Der Wohnturm hat einige Besonderheiten. An seiner am Abhang stehenden Ostseite erkennt man, dass zwei Mauern Rücken an Rücken aufgeführt wurden. Anscheinend  wurde ein älteres Gebäude durch eine zweite innen liegende Mauer verstärkt. Über der Höhe der älteren Mauer wurde die neuere dann in doppelter Stärke weitergeführt. An der Außenseite sind noch drei vermauerte, längliche Lichtschlitze zu erkennen, die im ältesten Mauerteil gelegen sind. In seinem untersten Geschoss ist der Ansatz eines Tonnengewölbes erkennbar, darüber die Reste von Balkenlöchern, die wohl die Zwischendecken trugen. Seltsamerweise waren die Balken nicht parallel zu den Außenmauern gespannt, sondern teilweise aus den Ecken heraus, in Richtung einer Diagonale.

verstärkte Wand des Wohnturms: rechts der ältere Teil Clobucciarich's Darstellung der Offenburg ( ca. 1601 ) Rekonstruktionsversuch

Südlich des Turmes ist das Gelände etwas erhöht. Vielleicht stand hier ein Gebäude, das an den Turm angebaut war, vielleicht handelt es sich nur um Schutt des Turmes.  Jede Möglichkeit die genauen Dimensionen des Wohnturmes zu erforschen wurden bei der Errichtung der Schotterstraße zerstört. 

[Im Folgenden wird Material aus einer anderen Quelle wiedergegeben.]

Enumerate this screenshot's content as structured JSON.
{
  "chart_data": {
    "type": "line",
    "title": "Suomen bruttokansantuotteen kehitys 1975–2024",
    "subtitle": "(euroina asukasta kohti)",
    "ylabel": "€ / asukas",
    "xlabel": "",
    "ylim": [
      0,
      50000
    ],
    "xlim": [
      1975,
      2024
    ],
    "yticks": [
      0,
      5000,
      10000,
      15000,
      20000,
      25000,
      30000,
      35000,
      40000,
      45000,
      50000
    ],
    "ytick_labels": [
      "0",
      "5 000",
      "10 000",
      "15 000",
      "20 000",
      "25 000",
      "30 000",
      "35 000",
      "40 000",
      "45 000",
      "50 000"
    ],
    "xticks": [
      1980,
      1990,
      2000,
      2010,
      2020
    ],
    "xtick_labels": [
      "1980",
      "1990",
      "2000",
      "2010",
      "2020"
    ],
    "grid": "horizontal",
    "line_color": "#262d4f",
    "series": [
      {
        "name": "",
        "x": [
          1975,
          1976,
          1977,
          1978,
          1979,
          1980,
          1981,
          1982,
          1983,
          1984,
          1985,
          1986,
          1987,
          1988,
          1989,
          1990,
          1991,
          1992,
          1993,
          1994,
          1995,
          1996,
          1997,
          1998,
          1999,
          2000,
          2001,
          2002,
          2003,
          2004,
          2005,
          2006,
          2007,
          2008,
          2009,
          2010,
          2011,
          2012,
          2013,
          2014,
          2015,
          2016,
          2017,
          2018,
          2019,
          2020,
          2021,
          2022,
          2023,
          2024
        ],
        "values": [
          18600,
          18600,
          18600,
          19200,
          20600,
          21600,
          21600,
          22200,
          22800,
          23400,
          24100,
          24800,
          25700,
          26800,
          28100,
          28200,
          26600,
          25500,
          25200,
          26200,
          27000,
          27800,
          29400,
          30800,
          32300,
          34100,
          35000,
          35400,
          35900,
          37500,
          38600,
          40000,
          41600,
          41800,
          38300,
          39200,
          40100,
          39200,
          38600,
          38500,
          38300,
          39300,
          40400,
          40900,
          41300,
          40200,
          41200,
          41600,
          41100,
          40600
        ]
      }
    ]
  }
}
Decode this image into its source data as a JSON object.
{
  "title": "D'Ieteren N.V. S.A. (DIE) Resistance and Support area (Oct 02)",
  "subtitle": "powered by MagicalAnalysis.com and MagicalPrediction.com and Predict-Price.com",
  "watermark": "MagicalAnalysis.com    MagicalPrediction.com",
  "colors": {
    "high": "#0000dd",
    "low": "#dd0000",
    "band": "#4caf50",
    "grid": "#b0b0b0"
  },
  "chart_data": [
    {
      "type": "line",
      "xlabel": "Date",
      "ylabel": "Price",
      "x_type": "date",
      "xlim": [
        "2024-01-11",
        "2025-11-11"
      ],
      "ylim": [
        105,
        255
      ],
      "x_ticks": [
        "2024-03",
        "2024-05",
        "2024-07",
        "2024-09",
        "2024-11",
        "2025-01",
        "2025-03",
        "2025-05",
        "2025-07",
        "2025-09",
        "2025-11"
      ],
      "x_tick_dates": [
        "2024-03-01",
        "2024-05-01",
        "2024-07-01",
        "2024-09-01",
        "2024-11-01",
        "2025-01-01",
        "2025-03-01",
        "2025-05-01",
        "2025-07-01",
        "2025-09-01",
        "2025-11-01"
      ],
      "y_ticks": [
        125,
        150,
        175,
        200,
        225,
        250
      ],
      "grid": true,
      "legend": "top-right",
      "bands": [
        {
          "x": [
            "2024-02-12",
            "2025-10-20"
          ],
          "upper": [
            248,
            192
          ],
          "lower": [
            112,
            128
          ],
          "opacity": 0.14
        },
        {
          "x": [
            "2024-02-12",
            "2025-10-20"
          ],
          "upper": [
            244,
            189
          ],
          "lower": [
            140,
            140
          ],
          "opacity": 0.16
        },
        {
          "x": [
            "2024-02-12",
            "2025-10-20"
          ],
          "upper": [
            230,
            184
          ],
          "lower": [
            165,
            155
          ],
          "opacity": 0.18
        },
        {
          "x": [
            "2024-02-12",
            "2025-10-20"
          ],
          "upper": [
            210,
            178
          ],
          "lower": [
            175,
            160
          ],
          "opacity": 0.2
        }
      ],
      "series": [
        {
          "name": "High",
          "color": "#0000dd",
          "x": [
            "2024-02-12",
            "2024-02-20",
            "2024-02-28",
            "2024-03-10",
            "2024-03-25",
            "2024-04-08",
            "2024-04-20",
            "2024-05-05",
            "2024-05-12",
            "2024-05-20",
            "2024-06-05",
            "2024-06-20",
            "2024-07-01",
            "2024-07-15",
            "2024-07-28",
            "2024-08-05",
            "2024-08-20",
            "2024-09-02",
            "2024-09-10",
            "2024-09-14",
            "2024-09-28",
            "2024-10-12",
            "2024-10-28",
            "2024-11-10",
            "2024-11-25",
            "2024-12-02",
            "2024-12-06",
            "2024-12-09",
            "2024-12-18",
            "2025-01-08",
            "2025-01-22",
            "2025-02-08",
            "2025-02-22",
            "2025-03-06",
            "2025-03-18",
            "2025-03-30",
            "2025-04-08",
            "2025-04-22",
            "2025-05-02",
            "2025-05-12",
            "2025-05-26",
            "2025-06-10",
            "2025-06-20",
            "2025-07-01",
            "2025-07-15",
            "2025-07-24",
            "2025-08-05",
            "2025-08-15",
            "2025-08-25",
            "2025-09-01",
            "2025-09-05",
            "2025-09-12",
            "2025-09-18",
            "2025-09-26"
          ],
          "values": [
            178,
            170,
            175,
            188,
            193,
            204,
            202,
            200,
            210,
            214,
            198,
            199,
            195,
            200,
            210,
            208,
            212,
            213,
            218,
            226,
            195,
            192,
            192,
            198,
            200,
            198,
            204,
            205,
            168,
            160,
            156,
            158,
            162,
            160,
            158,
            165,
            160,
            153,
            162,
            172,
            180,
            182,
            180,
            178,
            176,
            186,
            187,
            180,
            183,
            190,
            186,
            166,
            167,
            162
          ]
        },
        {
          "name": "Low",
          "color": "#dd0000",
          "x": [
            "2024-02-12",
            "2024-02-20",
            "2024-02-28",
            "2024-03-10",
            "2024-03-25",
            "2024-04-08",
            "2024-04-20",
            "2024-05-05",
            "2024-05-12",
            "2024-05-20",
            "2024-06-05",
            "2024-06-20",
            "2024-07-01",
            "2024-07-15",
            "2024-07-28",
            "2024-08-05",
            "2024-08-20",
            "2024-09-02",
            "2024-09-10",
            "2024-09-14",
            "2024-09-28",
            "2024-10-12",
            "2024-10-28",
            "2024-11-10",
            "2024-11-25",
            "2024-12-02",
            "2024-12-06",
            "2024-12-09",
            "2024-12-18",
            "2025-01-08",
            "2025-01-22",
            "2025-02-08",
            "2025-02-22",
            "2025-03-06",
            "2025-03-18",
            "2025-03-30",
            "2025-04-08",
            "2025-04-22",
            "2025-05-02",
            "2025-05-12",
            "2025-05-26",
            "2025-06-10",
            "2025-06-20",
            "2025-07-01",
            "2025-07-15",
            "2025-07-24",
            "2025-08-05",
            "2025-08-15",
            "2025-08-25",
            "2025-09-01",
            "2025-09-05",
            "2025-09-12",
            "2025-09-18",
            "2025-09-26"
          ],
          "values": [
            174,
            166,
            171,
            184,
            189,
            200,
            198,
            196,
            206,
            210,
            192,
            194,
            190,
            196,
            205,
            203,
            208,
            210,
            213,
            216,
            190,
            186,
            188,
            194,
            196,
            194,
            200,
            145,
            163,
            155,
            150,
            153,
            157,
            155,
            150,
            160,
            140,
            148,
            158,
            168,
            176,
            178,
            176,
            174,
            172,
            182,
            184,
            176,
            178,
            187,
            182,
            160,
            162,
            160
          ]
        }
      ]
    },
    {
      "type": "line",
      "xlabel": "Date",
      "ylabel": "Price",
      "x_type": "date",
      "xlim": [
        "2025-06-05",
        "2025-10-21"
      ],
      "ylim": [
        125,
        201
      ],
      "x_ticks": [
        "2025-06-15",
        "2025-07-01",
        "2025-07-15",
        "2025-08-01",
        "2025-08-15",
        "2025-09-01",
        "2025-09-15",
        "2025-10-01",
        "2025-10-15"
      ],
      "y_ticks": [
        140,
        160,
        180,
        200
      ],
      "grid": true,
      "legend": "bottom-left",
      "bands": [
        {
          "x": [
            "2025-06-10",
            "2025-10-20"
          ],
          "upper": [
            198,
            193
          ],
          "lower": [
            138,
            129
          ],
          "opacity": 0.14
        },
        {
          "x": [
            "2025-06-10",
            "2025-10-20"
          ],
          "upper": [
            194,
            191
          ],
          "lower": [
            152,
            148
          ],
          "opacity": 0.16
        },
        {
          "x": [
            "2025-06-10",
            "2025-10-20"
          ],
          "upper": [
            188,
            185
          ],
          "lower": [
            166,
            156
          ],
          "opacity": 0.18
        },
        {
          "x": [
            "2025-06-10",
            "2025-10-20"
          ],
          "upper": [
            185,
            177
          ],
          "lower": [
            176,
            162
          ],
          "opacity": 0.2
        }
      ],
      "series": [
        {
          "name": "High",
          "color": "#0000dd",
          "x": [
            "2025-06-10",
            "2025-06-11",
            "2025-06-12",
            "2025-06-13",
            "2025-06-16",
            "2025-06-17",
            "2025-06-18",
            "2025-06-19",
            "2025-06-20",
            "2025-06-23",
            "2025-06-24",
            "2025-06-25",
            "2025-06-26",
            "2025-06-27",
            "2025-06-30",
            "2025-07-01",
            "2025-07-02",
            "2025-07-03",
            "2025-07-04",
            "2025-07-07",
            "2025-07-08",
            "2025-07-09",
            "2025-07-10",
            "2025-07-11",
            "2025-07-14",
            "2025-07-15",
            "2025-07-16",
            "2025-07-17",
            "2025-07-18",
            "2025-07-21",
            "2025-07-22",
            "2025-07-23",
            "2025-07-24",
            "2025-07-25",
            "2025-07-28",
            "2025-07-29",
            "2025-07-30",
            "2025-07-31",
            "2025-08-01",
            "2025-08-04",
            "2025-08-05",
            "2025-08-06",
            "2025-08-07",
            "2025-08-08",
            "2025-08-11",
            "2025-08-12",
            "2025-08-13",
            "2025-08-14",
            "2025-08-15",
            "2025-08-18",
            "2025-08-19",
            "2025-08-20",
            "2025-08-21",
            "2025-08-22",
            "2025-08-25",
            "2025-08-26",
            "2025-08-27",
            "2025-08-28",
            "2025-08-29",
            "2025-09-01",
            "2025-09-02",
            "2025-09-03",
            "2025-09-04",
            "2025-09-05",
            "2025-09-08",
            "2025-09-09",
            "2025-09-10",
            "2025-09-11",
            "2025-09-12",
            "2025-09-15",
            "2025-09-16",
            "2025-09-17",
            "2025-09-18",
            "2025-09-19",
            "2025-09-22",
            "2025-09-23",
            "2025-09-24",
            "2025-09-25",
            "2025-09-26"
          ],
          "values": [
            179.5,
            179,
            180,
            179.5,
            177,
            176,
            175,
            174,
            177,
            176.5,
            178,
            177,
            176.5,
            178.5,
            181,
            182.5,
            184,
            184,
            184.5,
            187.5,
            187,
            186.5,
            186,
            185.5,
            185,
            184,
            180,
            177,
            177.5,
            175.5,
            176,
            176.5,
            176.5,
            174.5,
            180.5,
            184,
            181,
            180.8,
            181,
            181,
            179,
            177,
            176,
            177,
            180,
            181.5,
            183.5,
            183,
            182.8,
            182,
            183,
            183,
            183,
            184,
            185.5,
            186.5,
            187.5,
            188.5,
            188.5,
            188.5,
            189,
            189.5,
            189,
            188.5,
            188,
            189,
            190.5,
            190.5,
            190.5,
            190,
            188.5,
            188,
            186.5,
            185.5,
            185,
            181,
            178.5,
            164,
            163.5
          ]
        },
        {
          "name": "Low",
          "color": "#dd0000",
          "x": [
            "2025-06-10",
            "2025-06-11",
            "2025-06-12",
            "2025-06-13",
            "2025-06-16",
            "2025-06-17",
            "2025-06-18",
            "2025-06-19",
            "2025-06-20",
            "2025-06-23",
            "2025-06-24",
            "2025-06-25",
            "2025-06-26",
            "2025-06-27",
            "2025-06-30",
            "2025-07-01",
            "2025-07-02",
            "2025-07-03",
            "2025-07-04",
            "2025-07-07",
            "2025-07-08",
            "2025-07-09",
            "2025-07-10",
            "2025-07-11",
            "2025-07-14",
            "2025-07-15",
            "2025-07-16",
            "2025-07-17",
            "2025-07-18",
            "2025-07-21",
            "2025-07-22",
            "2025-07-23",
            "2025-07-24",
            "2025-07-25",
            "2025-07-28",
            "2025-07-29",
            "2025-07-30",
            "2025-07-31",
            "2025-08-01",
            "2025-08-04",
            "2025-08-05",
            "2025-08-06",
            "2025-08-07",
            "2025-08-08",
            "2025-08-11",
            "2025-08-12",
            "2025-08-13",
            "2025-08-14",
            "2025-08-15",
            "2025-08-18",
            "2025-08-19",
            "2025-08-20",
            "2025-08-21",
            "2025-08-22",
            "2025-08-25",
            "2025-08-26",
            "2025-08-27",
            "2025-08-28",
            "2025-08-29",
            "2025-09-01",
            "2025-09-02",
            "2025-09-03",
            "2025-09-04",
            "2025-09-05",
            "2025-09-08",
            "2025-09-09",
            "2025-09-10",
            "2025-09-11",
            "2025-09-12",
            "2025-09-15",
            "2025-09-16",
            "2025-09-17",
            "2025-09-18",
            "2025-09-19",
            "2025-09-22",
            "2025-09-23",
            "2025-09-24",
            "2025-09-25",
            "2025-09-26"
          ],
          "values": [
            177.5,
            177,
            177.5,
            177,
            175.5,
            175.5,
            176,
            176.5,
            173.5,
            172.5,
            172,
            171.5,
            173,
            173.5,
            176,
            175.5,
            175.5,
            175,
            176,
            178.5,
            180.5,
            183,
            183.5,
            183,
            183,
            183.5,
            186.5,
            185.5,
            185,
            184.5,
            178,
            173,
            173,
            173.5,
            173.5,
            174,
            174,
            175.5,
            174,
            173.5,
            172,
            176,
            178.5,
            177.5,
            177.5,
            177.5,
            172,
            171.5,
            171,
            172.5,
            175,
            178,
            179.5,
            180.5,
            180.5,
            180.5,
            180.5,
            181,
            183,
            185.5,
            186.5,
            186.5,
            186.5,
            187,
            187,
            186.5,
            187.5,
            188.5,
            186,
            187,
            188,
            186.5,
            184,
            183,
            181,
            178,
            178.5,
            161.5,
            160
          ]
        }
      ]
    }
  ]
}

Südlich dieses Mauerrestes ist so gut wie nichts mehr erhalten. Nur wenn man sich die Mühe macht die Burg von außen zu umrunden, erkennt man, dass eine Ringmauer dem natürlichen Verlauf des Felsens folgend an der Ost- und Westseite des Burgplatzes nach Süden führte. Sie war an mehreren Stellen von mächtigen Stützpfeilern gesichert. An der sichersten und vom Zugang am weitesten entfernten Stelle steht noch ein Mauerrest eines Gebäudes, an dem sich  Balkenlöcher über dem Erdgeschoß und der Rest eines Fensters erkennen lassen. Weiters ist an der Süd-Ostecke der Burg noch ein gebogenes spätgotisches Mauerstück erhalten, das vielleicht zu einem Rundturm gehörte, vielleicht aber auch nur einen gebogenen Abschluss  der Ringmauer bildete.

Etwa auf Höhe des Wohnturms kann man unterhalb der westlichen Ringmauer noch einen den Berghang hinunterführenden Mauerrest erkennen, der wohl zu einem ansonsten verschwundenen Zwinger gehörte.